Because Copeland’s brain hadn’t been injured in his accident, it could still—in theory—manage this dialog of inputs and outputs. But most of the electrical messages from the nerves in his body weren’t reaching the brain. When the Pittsburgh team recruited him to their study, they wanted to engineer a workaround. They believed that a paralyzed person’s brain could both stimulate a robotic arm and be stimulated by electrical signals from it, ultimately interpreting that stimulation as the feeling of being touched on their own hand. The challenge was making it all feel natural. The robotic wrist should twist when Copeland intended it to twist; the hand should close when he intended to grab; and when the robotic pinkie touched a hard object, Copeland should feel it in his own pinkie.
Of the four micro-electrode arrays implanted in Copeland’s brain, two grids read movement intentions from his motor cortex to command the robotic arm, and two grids stimulate his sensory system. From the start, the research team knew that they could use the BCI to create tactile sensation for Copeland simply by delivering electrical current to those electrodes—no actual touching or robotics required.
To build the system, researchers took advantage of the fact that Copeland retains some sensation in his right thumb, index, and middle fingers. The researchers rubbed a Q-tip there while he sat in a magnetic brain scanner, and they found which specific contours of the brain correspond to those fingers. The researchers then decoded his intentions to move by recording brain activity from individual electrodes while he imagined specific movements. And when they switched on the current to specific electrodes in his sensory system, he felt it. To him, the sensation seems like it’s coming from the base of his fingers, near the top of his right palm. It can feel like natural pressure or warmth, or weird tingling—but he’s never experienced any pain. “I’ve actually just stared at my hand while that was going on like, ‘Man, that really feels like someone could be poking right there,’” Copeland says.
Once they had established that Copeland could experience these sensations, and that the researchers knew which brain areas to stimulate to create feeling in different parts of his hands, the next step was just to get Copeland used to controlling the robot arm. He and the research team set up a training room at the lab, hanging up posters of Pac Man and cat memes. Three days a week, a researcher would hook the electrode connector from his scalp to a suite of cables and computers, and then they would time him as he grasped blocks and spheres, moving them from left to right. Over a couple years, he got pretty damn good. He even demonstrated the system for then president Barack Obama.

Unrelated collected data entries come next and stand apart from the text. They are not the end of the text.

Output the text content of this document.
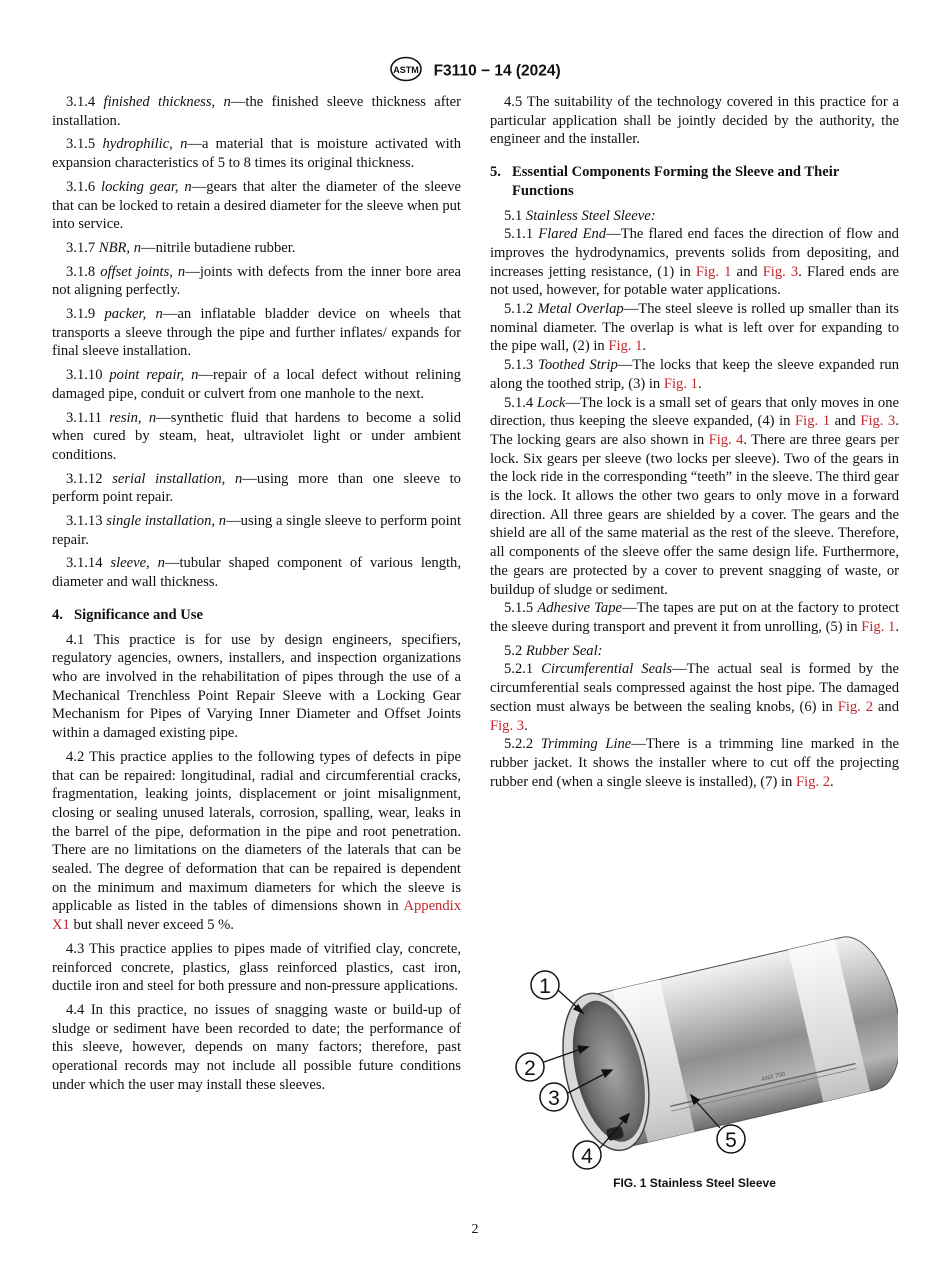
ASTM F3110 − 14 (2024)

3.1.4 finished thickness, n—the finished sleeve thickness after installation.

3.1.5 hydrophilic, n—a material that is moisture activated with expansion characteristics of 5 to 8 times its original thickness.

3.1.6 locking gear, n—gears that alter the diameter of the sleeve that can be locked to retain a desired diameter for the sleeve when put into service.

3.1.7 NBR, n—nitrile butadiene rubber.

3.1.8 offset joints, n—joints with defects from the inner bore area not aligning perfectly.

3.1.9 packer, n—an inflatable bladder device on wheels that transports a sleeve through the pipe and further inflates/ expands for final sleeve installation.

3.1.10 point repair, n—repair of a local defect without relining damaged pipe, conduit or culvert from one manhole to the next.

3.1.11 resin, n—synthetic fluid that hardens to become a solid when cured by steam, heat, ultraviolet light or under ambient conditions.

3.1.12 serial installation, n—using more than one sleeve to perform point repair.

3.1.13 single installation, n—using a single sleeve to perform point repair.

3.1.14 sleeve, n—tubular shaped component of various length, diameter and wall thickness.

4. Significance and Use

4.1 This practice is for use by design engineers, specifiers, regulatory agencies, owners, installers, and inspection organizations who are involved in the rehabilitation of pipes through the use of a Mechanical Trenchless Point Repair Sleeve with a Locking Gear Mechanism for Pipes of Varying Inner Diameter and Offset Joints within a damaged existing pipe.

4.2 This practice applies to the following types of defects in pipe that can be repaired: longitudinal, radial and circumferential cracks, fragmentation, leaking joints, displacement or joint misalignment, closing or sealing unused laterals, corrosion, spalling, wear, leaks in the barrel of the pipe, deformation in the pipe and root penetration. There are no limitations on the diameters of the laterals that can be sealed. The degree of deformation that can be repaired is dependent on the minimum and maximum diameters for which the sleeve is applicable as listed in the tables of dimensions shown in Appendix X1 but shall never exceed 5 %.

4.3 This practice applies to pipes made of vitrified clay, concrete, reinforced concrete, plastics, glass reinforced plastics, cast iron, ductile iron and steel for both pressure and non-pressure applications.

4.4 In this practice, no issues of snagging waste or build-up of sludge or sediment have been recorded to date; the performance of this sleeve, however, depends on many factors; therefore, past operational records may not include all possible future conditions under which the user may install these sleeves.

4.5 The suitability of the technology covered in this practice for a particular application shall be jointly decided by the authority, the engineer and the installer.

5. Essential Components Forming the Sleeve and Their Functions

5.1 Stainless Steel Sleeve:

5.1.1 Flared End—The flared end faces the direction of flow and improves the hydrodynamics, prevents solids from depositing, and increases jetting resistance, (1) in Fig. 1 and Fig. 3. Flared ends are not used, however, for potable water applications.

5.1.2 Metal Overlap—The steel sleeve is rolled up smaller than its nominal diameter. The overlap is what is left over for expanding to the pipe wall, (2) in Fig. 1.

5.1.3 Toothed Strip—The locks that keep the sleeve expanded run along the toothed strip, (3) in Fig. 1.

5.1.4 Lock—The lock is a small set of gears that only moves in one direction, thus keeping the sleeve expanded, (4) in Fig. 1 and Fig. 3. The locking gears are also shown in Fig. 4. There are three gears per lock. Six gears per sleeve (two locks per sleeve). Two of the gears in the lock ride in the corresponding “teeth” in the sleeve. The third gear is the lock. It allows the other two gears to only move in a forward direction. All three gears are shielded by a cover. The gears and the shield are all of the same material as the rest of the sleeve. Therefore, all components of the sleeve offer the same design life. Furthermore, the gears are protected by a cover to prevent snagging of waste, or buildup of sludge or sediment.

5.1.5 Adhesive Tape—The tapes are put on at the factory to protect the sleeve during transport and prevent it from unrolling, (5) in Fig. 1.

5.2 Rubber Seal:

5.2.1 Circumferential Seals—The actual seal is formed by the circumferential seals compressed against the host pipe. The damaged section must always be between the sealing knobs, (6) in Fig. 2 and Fig. 3.

5.2.2 Trimming Line—There is a trimming line marked in the rubber jacket. It shows the installer where to cut off the projecting rubber end (when a single sleeve is installed), (7) in Fig. 2.

ANX 700
1
2
3
4
5
FIG. 1 Stainless Steel Sleeve
2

But then, says Collinger, “He kind of plateaued at his high level of performance.” A nonparalyzed person would need about five seconds to complete an object-moving task. Copeland could sometimes do it in six seconds, but his median time was around 20.
To get him over the hump, it was time to try giving him real-time touch feedback from the robot arm.
Human fingers sense pressure, and the resulting electrical signals zip along thread-like axons from the hand to the brain. The team mirrored that sequence by putting sensors on the robotic fingertips. But objects don’t always touch the fingertips, so a more reliable signal had to come from elsewhere: torque sensors at the base of the mechanical digits.